Baltimore Sun
January 4, 2012

In a recent Baltimore Sun article about our proposed tax increase for cigars and smokeless tobacco designed to reduce teen use of these products (“Group pushing tobacco tax says it’s a popular idea,” Dec. 20), Bill Spann of the cigar industry makes the irrelevant point that teenagers don’t smoke expensive cigars. The fact is that according to a study recently released by the Department of Health and Mental Hygiene, 14 percent of children now smoke the kind of inexpensive cigars that the cigar industry has been marketing with kid friendly flavors.
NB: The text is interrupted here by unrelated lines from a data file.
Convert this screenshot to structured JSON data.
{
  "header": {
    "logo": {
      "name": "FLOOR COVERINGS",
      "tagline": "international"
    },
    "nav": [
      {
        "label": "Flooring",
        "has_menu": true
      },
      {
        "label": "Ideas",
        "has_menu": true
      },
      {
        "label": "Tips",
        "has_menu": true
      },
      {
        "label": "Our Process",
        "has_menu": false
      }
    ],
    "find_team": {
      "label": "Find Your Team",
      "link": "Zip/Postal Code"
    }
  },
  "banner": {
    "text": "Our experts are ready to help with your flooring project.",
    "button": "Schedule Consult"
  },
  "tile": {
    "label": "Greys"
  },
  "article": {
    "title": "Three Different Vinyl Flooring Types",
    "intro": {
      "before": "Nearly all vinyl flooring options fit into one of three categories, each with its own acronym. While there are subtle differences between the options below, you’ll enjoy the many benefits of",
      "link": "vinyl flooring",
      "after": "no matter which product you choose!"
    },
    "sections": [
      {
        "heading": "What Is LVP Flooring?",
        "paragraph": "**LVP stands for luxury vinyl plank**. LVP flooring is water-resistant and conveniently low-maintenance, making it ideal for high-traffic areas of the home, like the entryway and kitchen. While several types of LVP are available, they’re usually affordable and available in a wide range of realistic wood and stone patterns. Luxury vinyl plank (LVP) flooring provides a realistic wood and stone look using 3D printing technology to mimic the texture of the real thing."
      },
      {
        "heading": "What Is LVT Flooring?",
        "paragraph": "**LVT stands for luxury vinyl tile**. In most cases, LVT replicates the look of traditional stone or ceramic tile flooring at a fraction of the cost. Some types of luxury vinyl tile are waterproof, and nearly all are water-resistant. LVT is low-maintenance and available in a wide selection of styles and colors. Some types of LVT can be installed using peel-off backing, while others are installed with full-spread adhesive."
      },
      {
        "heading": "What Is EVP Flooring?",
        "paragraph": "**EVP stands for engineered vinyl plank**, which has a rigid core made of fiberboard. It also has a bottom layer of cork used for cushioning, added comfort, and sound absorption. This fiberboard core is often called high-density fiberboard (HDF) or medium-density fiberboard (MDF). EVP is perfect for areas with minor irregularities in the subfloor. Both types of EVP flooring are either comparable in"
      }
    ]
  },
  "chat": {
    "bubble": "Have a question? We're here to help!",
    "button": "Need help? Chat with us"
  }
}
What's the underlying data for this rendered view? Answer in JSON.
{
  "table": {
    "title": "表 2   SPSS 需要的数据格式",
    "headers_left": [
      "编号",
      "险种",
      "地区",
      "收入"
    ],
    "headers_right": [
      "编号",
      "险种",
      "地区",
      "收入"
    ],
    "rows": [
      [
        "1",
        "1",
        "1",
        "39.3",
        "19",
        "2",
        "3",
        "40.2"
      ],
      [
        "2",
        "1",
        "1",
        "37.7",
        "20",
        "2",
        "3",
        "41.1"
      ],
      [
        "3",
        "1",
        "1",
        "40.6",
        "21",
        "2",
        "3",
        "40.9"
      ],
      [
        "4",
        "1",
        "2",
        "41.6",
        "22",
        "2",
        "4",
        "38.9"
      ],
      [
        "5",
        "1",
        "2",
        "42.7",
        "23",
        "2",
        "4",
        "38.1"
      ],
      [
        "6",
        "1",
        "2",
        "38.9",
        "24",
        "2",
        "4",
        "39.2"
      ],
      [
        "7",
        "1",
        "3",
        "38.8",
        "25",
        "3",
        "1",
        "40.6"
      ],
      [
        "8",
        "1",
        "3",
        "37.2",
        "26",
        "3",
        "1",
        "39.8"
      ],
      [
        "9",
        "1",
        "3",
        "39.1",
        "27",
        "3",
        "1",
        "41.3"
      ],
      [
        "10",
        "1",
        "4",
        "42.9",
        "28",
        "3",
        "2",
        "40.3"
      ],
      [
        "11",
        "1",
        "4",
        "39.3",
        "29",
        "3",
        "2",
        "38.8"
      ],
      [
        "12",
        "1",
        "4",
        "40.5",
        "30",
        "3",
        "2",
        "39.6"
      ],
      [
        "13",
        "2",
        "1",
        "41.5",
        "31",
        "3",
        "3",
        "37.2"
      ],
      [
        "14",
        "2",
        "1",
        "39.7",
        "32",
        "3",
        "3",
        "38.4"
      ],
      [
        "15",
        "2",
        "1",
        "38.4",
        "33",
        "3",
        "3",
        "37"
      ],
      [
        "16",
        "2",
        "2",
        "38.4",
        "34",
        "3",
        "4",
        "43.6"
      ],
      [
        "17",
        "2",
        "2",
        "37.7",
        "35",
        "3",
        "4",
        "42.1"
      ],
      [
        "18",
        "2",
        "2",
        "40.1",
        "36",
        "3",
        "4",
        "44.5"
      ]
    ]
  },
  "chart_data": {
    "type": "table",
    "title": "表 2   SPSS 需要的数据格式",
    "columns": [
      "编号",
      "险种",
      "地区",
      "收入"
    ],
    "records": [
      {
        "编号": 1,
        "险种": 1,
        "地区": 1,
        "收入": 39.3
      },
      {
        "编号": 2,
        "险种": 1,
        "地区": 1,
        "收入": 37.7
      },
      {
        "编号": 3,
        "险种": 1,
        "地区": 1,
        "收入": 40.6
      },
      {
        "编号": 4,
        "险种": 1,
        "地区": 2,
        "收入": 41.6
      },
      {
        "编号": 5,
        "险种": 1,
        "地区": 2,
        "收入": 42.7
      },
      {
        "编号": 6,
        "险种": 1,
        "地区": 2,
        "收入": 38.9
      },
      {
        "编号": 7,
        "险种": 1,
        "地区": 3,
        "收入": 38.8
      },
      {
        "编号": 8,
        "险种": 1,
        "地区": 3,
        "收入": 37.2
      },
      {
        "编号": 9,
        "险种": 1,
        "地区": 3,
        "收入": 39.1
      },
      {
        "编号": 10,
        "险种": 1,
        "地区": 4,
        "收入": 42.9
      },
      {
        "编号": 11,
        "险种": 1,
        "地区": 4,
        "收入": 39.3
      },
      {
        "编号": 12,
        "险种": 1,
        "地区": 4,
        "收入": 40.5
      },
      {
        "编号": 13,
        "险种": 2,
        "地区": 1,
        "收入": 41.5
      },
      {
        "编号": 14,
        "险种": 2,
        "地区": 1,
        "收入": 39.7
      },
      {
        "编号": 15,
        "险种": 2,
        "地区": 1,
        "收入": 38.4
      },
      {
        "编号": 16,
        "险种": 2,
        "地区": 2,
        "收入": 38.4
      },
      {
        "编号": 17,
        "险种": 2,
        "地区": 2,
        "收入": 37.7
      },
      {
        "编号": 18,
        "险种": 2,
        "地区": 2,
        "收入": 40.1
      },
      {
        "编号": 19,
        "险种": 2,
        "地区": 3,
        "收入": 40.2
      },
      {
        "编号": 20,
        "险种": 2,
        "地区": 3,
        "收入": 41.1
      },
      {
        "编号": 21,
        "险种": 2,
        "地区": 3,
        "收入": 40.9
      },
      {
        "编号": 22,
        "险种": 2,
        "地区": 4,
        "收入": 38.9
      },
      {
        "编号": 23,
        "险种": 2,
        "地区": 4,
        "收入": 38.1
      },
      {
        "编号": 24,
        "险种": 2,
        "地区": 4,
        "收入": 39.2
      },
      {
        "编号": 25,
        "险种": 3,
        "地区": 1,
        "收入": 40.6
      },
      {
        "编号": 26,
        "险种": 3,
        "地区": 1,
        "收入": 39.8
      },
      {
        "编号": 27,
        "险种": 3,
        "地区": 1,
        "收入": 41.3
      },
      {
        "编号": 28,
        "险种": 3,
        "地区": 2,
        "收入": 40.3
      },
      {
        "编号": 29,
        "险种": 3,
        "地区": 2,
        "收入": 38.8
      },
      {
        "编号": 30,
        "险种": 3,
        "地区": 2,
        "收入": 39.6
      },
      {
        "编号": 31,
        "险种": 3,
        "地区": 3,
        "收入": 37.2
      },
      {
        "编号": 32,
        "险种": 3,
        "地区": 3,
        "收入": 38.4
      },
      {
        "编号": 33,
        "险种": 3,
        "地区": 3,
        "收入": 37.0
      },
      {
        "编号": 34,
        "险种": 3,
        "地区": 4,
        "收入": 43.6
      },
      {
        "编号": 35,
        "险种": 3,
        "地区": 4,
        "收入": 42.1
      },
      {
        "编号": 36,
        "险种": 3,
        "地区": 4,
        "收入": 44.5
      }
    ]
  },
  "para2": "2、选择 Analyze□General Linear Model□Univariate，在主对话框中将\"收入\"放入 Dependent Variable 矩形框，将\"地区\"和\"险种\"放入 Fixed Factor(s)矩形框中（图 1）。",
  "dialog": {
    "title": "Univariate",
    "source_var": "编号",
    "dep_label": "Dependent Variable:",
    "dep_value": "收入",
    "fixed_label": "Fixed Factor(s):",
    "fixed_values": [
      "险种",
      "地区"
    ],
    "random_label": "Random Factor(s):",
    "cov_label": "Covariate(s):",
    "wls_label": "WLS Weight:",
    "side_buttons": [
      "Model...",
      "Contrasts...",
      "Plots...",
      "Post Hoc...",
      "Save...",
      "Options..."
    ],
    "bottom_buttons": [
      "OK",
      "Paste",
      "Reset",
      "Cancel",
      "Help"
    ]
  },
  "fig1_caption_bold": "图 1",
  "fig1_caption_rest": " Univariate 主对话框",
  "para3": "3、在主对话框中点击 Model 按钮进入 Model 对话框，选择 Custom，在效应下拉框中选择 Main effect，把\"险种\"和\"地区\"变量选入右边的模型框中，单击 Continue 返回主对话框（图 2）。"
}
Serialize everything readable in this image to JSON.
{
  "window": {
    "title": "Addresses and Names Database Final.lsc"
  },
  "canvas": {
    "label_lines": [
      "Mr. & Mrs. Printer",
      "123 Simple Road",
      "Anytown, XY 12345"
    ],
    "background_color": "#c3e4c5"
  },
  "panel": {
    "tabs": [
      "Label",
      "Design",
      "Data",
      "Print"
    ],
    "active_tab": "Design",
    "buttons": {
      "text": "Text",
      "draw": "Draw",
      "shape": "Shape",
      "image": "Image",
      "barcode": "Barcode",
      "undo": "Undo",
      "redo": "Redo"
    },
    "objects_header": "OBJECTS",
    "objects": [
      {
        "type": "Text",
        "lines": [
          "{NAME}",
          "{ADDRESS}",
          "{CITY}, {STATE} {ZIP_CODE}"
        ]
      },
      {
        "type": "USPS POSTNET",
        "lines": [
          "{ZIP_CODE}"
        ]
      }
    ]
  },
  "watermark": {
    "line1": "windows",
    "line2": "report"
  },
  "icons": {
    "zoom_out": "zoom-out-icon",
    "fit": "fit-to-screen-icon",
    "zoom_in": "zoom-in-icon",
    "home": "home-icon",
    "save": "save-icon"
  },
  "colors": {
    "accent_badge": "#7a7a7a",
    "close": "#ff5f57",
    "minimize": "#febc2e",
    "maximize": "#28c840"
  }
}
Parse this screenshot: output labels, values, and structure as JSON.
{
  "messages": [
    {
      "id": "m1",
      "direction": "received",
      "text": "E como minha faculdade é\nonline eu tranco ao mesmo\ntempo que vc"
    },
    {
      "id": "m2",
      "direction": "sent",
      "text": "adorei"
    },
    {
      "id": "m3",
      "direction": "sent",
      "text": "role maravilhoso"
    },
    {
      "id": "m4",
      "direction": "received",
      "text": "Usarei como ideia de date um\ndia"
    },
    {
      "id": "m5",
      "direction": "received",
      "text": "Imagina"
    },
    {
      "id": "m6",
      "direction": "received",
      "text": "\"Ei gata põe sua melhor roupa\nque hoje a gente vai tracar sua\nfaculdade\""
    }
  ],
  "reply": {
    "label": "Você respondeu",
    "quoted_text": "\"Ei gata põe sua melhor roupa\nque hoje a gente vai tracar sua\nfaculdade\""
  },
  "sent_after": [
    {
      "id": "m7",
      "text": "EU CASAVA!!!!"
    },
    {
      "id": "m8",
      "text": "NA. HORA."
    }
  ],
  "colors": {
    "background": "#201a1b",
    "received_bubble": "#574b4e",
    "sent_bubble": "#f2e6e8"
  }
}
While cigarette smoking among children (and adults) in our state has declined dramatically (double the national average) largely as a result of our recent cigarette tax increases, saving thousands of lives from tobacco caused preventable death, cigar smoking among children has been on the rise in part because we have not increased the tax on these deadly products since 1999. The time has come to build on our success in reducing cigarette smoking by increasing the tax on cigars and smokeless tobacco so that we can save even more lives from tobacco addiction.

That is why a poll by OpinionWorks that we recently released showed that 72 percent of Marylanders join us in calling upon the General Assembly to increase the tax on cigars and smokeless tobacco so that it is equivalent to the tax on cigarettes.